James Hardiman covers leisure stocks for Wedbush Securities. He spoke with Barron’s recently about whether regional theme parks and cruise lines can survive, why he has positive ratings on some of the stocks, and why the long-term outlook for travel remains bright. His edited comments follow.
On the situation now versus the global financial crisis for regional theme parks:
This is the biggest crisis they’ve seen. If you look back at the global financial crisis, it was largely a banking crisis. These companies were probably too highly levered, and when liquidity became scarce, they ran into trouble. Ultimately Six Flags Entertainment (ticker: SIX) went through bankruptcy. Cedar Fair (FUN) had to cut its dividend, but it was able to recover. This is a very different animal. This is the first time that I remember that these companies were shut down for a period of time.
On when the parks might reopen:
I don’t think anybody, including the theme park executives, knows how long they’re going to have to keep their businesses afloat without having the parks open. The outward messaging includes optimism—you know, May time frame [for reopening], maybe June —but I think behind the scenes they’re trying to insulate their businesses to handle a much longer shutdown. I think they’re at least preparing for a scenario in which theme parks don’t open this year. I think that’s seen as more of a worst case scenario, but I think that’s at least on the table right now.

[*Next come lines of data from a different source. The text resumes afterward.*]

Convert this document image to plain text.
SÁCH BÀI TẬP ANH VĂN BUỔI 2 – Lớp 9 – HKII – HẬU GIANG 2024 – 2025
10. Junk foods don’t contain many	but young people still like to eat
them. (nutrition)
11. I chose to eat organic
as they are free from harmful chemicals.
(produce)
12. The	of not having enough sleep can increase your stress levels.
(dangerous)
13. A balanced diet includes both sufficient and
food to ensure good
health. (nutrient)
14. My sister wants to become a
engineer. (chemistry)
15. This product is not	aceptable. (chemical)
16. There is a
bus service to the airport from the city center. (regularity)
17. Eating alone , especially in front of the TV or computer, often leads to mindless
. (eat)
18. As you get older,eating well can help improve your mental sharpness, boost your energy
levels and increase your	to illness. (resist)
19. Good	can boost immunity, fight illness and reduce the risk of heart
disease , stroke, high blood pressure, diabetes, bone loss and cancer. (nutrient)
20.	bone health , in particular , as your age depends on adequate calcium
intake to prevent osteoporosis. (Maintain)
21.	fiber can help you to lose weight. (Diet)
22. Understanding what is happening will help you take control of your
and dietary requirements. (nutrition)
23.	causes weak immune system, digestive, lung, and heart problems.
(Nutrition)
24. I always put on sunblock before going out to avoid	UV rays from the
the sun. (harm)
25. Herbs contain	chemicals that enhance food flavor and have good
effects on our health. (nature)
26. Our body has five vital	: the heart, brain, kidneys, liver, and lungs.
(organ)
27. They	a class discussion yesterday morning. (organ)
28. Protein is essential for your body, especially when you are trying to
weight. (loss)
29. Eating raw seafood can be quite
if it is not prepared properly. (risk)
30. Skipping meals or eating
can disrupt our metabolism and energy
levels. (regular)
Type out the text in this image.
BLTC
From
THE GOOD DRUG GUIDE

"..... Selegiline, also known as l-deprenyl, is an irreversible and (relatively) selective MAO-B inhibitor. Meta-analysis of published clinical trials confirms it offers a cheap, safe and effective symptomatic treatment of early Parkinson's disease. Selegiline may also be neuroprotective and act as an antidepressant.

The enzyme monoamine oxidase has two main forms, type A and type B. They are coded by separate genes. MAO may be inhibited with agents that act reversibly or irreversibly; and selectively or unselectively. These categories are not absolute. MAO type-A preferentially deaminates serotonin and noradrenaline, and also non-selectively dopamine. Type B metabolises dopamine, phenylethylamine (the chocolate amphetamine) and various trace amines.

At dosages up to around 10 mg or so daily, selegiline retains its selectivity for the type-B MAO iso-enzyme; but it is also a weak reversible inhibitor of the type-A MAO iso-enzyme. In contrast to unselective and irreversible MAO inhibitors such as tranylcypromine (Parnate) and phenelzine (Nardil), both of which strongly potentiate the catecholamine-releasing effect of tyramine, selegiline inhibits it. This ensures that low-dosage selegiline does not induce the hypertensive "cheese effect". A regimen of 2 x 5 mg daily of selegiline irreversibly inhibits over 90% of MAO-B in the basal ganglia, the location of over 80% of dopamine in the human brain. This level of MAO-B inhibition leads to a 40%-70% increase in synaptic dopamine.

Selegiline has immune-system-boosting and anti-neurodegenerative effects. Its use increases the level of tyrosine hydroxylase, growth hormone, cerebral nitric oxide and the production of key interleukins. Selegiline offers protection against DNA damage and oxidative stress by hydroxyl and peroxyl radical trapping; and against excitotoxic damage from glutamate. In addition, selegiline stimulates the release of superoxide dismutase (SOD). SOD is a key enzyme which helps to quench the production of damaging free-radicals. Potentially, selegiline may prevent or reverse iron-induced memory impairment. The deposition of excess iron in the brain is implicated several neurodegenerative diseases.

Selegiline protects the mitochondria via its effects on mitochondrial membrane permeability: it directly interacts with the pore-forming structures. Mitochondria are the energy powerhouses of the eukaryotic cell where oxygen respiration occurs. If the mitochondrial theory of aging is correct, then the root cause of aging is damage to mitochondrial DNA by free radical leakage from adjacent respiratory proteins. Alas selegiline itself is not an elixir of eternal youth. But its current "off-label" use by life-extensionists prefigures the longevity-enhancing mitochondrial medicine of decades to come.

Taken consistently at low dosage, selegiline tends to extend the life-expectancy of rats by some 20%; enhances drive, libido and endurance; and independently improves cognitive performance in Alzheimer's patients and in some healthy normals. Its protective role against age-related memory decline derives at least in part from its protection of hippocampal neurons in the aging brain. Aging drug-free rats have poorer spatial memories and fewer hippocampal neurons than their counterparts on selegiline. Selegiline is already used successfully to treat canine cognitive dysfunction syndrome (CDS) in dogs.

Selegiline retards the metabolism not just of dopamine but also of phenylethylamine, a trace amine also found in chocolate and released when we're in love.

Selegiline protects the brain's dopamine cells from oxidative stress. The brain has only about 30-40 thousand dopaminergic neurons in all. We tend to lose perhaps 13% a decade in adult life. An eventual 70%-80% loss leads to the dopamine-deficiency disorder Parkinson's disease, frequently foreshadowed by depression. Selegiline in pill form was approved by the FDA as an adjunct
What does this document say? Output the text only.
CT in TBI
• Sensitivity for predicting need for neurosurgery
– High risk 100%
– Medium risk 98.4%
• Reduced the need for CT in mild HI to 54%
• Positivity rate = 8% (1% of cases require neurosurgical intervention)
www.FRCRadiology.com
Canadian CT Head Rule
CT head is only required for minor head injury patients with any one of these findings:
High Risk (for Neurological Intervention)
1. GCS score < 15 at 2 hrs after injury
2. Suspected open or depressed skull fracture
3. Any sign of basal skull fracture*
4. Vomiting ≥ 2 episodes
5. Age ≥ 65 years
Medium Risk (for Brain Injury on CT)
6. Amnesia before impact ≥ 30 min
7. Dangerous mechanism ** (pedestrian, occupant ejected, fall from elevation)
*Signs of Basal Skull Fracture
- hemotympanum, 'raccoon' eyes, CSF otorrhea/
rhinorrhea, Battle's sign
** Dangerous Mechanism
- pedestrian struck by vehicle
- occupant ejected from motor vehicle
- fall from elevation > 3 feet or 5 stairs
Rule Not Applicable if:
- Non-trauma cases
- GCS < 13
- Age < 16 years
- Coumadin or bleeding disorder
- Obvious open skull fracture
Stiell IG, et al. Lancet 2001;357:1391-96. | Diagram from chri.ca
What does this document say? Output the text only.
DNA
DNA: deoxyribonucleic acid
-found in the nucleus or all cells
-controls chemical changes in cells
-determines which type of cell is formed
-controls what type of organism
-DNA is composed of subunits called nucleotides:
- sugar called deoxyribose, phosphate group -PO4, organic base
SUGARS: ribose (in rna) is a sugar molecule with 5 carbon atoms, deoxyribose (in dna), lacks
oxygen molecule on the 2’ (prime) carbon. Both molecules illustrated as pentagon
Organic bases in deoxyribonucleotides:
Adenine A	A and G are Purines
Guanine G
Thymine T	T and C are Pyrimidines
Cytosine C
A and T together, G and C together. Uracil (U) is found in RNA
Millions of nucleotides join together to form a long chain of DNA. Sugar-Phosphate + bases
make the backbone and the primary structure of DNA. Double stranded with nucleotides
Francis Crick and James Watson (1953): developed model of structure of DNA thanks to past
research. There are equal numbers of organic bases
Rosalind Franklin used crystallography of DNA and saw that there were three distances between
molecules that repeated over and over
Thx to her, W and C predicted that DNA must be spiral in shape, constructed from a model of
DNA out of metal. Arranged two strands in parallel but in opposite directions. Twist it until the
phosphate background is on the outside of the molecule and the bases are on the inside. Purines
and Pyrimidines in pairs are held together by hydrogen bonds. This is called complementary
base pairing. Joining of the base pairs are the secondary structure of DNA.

On how theme parks compare:
If you think about destination theme parks, they’re dealing with a double whammy. In addition to people not feeling comfortable being around big crowds right now, a lot of the customers going to a SeaWorld in Orlando, or certainly Disney World or Universal, would need to get on an airplane first. With regard to the regional theme parks, the vast majority of their customers are driving. Cedar Fair, pretty much all of their parks are what I would call regional. I’ve got to think that 90%-plus of the people that come to their parks are driving there.
On solvency for regional theme parks:
The first issue that they’re going to run into is their financial covenants. These are highly levered businesses. When you borrow, there are typically stipulations that you have to maintain. The problem with that is when your parks are shut down, your debt doesn’t change, but your profits go down dramatically. So the first order of business, I think, is going to be renegotiating these covenants. By my math, I think they would run into some issues for Cedar Fair and Six Flags probably by the end of June and for SeaWorld Entertainment (SEAS) probably by the end of July.
I do think their lenders are highly motivated to negotiate at this point. They don’t want to be owners of theme parks.
The second issue would be a liquidity issue. At some point cash becomes a cash issue. Let’s say these parks don’t open in June or July. They’ve still got payroll, maintenance, and upkeep. They’ve got payments on existing debt. They’ve got capital expenditures that they’re contractually obligated to pay. Obviously they’re going to eliminate as much of those costs as they can. But eventually these guys are going to have to take on new debt. I think if they were to secure new debt, interest rates are probably going to be really high.